The Genius of Baby Driver
Baby Driver is not just a driving film – it is not just an action or a romance but all these things. It is so much more! This modern musical is powered by high octane fuel and at the wheel is a driver with a deft touch. Edgar Wright steers this film expertly, deftly morphing the many genres into one. The result is a new style that is fast paced with a focus on character development.
The main character in this film is the music with its cheeky personality. It is full of roaring emotion tempered by soft touches. Edgar Wright has paired every scene with the perfect song! From Bell-bottoms to Easy Like Sunday Morning, the songs work expertly – the beats of Tequila match the sound of each bullet firing, the streams of gunfire popping in time to the music. It is something wonderful, unique to experience, giving Baby Driver a zip and pace like no other film. Wright achieves this through fitting the shot to the music he has in mind. Working from a playlist of thousands of songs originally titled ‘Maybe Baby’, he ends up with a special effect and scenes that are tightly choreographed like a dance. It is perfectly in time with its music and the film moves from one great hit to another racing through its fabulous soundtrack.
‘do The Harlem Shuffle’
The songs permeate the character and world of this film – as Baby goes to grab coffee while dancing the Harlem Shuffle the very words are seen graffitied across the streets. The city is alive with the music. It reflects the character of Baby whose very lifeblood is made up of the beat and sound of music. He dances through the street turning shop windows into percussion instruments, Baby causes mayhem. It is light and fun and finishes with his discovery of his love for Debora. It is a perfect example of Edgar Wrights genius as the music, shots, choreography, and special effects all come together in one masterful scene.
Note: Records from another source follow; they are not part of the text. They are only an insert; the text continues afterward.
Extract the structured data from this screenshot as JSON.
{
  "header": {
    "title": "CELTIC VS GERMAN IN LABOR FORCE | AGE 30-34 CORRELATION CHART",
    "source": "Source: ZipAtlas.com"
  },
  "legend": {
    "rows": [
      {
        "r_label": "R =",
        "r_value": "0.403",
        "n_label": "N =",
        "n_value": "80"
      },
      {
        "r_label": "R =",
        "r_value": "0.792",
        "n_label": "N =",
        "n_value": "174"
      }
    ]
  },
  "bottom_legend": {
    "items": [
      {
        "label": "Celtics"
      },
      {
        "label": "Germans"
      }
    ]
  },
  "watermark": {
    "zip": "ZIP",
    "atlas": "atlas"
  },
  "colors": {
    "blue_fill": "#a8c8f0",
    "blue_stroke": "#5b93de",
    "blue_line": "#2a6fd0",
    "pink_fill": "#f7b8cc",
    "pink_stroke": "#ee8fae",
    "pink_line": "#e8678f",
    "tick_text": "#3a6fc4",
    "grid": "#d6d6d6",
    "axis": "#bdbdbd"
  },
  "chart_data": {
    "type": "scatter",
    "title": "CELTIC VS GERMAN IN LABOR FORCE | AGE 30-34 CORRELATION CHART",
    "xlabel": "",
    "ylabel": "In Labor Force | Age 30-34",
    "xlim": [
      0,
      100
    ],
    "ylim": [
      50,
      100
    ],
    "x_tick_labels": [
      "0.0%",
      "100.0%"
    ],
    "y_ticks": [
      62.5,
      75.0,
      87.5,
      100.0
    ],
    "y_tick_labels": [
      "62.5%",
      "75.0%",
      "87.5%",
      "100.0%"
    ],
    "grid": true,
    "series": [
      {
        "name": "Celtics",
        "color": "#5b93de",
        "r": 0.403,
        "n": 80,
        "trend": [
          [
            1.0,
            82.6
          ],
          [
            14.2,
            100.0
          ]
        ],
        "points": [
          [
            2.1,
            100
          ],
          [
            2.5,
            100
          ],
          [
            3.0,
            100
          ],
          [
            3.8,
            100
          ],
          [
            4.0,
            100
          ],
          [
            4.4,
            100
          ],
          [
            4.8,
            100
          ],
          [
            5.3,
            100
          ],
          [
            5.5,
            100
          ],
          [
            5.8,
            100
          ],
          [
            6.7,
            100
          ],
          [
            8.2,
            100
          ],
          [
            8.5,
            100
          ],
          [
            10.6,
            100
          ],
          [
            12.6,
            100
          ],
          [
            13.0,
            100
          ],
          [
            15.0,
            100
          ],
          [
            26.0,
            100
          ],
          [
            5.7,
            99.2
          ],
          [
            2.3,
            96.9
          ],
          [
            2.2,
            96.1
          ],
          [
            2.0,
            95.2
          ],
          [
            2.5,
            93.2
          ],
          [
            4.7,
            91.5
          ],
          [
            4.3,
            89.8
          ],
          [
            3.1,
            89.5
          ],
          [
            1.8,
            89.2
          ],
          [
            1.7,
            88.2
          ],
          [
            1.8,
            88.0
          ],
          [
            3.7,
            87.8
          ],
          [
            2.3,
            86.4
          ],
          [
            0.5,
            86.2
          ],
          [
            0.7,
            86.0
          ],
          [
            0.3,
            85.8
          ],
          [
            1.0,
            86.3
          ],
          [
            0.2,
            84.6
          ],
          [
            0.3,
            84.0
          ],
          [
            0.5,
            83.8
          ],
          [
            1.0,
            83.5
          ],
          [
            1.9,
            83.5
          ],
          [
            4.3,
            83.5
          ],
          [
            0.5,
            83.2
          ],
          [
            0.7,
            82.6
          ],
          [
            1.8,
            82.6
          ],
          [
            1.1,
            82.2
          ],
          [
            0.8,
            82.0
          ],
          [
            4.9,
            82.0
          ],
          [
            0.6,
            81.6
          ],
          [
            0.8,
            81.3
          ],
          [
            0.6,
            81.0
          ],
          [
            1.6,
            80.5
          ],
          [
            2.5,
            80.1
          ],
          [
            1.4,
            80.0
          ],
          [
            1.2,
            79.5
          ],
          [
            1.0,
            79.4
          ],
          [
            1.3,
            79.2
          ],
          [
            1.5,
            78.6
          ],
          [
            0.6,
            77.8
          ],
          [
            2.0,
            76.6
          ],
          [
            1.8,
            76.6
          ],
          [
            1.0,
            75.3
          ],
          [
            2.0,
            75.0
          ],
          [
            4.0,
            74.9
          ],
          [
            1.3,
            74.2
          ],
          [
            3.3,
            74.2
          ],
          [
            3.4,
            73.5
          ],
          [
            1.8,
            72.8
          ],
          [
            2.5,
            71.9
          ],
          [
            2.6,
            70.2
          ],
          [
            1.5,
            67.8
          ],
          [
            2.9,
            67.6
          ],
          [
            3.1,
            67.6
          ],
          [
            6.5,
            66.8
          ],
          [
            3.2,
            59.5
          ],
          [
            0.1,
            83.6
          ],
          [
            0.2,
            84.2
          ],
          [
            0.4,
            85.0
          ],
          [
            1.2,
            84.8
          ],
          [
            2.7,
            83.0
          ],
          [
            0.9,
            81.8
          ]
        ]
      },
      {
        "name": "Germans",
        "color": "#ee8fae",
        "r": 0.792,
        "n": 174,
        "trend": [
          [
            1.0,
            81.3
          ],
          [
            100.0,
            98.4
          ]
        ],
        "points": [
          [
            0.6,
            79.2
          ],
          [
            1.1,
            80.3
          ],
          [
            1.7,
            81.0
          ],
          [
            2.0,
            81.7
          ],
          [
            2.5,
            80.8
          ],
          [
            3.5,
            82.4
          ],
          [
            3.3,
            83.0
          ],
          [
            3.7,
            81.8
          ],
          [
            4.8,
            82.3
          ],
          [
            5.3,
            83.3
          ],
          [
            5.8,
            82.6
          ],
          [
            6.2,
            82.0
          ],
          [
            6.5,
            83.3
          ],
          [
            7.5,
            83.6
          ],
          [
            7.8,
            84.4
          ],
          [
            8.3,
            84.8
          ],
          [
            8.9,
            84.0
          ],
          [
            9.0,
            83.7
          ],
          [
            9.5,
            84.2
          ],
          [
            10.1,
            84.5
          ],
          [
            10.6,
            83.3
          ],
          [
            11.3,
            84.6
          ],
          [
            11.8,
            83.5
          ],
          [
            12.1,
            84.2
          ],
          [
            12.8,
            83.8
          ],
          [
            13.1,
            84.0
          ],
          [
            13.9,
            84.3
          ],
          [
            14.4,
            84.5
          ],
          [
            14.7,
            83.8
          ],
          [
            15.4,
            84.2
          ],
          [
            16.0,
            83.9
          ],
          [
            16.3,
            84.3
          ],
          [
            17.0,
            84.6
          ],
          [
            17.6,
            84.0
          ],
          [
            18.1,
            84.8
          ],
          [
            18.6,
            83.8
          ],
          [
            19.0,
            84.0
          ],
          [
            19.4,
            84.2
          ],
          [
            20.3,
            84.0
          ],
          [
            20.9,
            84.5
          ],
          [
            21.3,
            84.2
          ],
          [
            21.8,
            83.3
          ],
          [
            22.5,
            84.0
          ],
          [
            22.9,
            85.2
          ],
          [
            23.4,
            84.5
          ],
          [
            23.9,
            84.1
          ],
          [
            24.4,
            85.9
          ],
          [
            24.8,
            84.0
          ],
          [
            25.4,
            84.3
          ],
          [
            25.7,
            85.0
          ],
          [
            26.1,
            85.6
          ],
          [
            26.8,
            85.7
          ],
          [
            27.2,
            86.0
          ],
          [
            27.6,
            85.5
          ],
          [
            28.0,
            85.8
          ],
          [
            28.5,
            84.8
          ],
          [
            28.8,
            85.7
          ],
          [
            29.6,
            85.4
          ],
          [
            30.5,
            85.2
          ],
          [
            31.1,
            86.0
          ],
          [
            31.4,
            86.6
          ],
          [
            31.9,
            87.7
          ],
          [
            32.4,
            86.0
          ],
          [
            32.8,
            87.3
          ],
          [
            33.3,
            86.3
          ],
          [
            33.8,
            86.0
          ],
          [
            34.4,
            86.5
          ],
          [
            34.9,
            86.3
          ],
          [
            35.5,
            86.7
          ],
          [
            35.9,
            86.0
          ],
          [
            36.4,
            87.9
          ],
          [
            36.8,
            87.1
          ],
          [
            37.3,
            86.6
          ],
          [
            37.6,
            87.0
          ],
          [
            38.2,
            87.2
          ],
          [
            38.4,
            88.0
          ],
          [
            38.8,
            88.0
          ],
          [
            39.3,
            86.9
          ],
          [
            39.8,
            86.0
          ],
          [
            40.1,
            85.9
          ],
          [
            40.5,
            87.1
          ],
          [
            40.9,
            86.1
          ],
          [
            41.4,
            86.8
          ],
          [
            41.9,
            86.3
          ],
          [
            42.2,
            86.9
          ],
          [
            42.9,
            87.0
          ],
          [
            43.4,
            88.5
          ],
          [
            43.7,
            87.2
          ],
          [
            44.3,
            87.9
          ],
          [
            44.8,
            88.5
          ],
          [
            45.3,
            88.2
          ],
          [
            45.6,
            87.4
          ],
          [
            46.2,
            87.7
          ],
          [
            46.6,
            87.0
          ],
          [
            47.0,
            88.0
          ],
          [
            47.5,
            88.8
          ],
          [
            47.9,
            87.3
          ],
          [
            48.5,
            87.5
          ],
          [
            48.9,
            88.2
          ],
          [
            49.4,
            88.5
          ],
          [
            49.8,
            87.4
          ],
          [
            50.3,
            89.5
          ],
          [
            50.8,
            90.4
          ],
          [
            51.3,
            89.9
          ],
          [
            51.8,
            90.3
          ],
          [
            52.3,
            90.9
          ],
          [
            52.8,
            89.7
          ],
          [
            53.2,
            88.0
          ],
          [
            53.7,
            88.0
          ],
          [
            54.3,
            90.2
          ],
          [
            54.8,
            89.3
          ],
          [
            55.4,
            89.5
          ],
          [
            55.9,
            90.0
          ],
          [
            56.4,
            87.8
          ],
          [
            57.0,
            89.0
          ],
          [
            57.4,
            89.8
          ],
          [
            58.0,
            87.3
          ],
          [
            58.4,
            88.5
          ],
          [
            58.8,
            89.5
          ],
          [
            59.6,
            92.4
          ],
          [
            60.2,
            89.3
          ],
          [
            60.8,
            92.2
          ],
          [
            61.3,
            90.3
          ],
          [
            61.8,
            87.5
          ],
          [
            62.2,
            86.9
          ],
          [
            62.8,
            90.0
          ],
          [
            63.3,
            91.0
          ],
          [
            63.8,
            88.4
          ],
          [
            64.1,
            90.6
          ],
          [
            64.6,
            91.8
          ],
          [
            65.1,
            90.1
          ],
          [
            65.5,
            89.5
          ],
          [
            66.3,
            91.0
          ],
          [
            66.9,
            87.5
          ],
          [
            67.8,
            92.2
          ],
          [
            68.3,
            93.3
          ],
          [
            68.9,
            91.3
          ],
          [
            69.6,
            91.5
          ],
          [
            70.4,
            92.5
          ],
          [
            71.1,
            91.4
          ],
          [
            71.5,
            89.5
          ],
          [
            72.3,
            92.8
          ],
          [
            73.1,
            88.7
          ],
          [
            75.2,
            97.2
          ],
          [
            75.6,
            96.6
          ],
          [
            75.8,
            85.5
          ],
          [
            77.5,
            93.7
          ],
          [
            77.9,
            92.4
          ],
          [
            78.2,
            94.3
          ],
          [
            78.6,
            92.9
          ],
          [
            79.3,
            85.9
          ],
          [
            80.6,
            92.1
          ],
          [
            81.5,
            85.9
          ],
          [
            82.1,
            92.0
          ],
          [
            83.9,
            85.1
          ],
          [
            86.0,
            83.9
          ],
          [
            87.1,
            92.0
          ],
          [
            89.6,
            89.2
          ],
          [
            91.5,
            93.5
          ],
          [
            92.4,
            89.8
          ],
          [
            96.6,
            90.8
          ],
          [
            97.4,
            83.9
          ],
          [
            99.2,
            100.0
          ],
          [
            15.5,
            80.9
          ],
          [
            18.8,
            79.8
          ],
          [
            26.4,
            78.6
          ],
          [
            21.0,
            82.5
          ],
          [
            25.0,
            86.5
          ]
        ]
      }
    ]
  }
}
‘Retarded means slow, was he slow?’
On top of all the other genius is the characters themselves who are often comedic at times balancing out the tense scenes. Take the names of the three criminals for instance: ‘Baby’, ‘Darling’ and ‘Buddy’. These names contrast with the dark dealings and cut through the tension with a knife, making you smile and laugh. Doc’s lines are quick and snappy. ‘Retarded means slow, was he slow?’ has become an iconic line and shows off the pacey dialogue which so carefully fits into the beat of the music. The dialogue becomes addictive and the show-not-tell policy of the film adds to the snappiness. The actions of the characters and the music speaks for itself.
At the core of the plot is the romance between Baby and Debora. The song by Carla Thomas brings the two together as he finds himself entranced by the angelic singing of Debora. Their love might be at the core, but it is music that is at the heart of everything in Baby Driver – even the love between Baby and Debora. She symbolises what is good in Baby and his way out of the life of crime that he is stuck in. Edgar Wright plays the romance superbly well; their dates are highly choreographed (imagine taking bites of food and dancing in a laundromat). It makes you root for the couple and adds to the frantic pace of the third act.
This film is almost a masterpiece with every element masterfully controlled and executed by Wright. It is one of those films that slaps you across the face and leaves you wanting more and more! I have simply brushed upon the genius of Baby Driver. The only way to truly realise its exquisite craftsmanship is to watch it for yourself.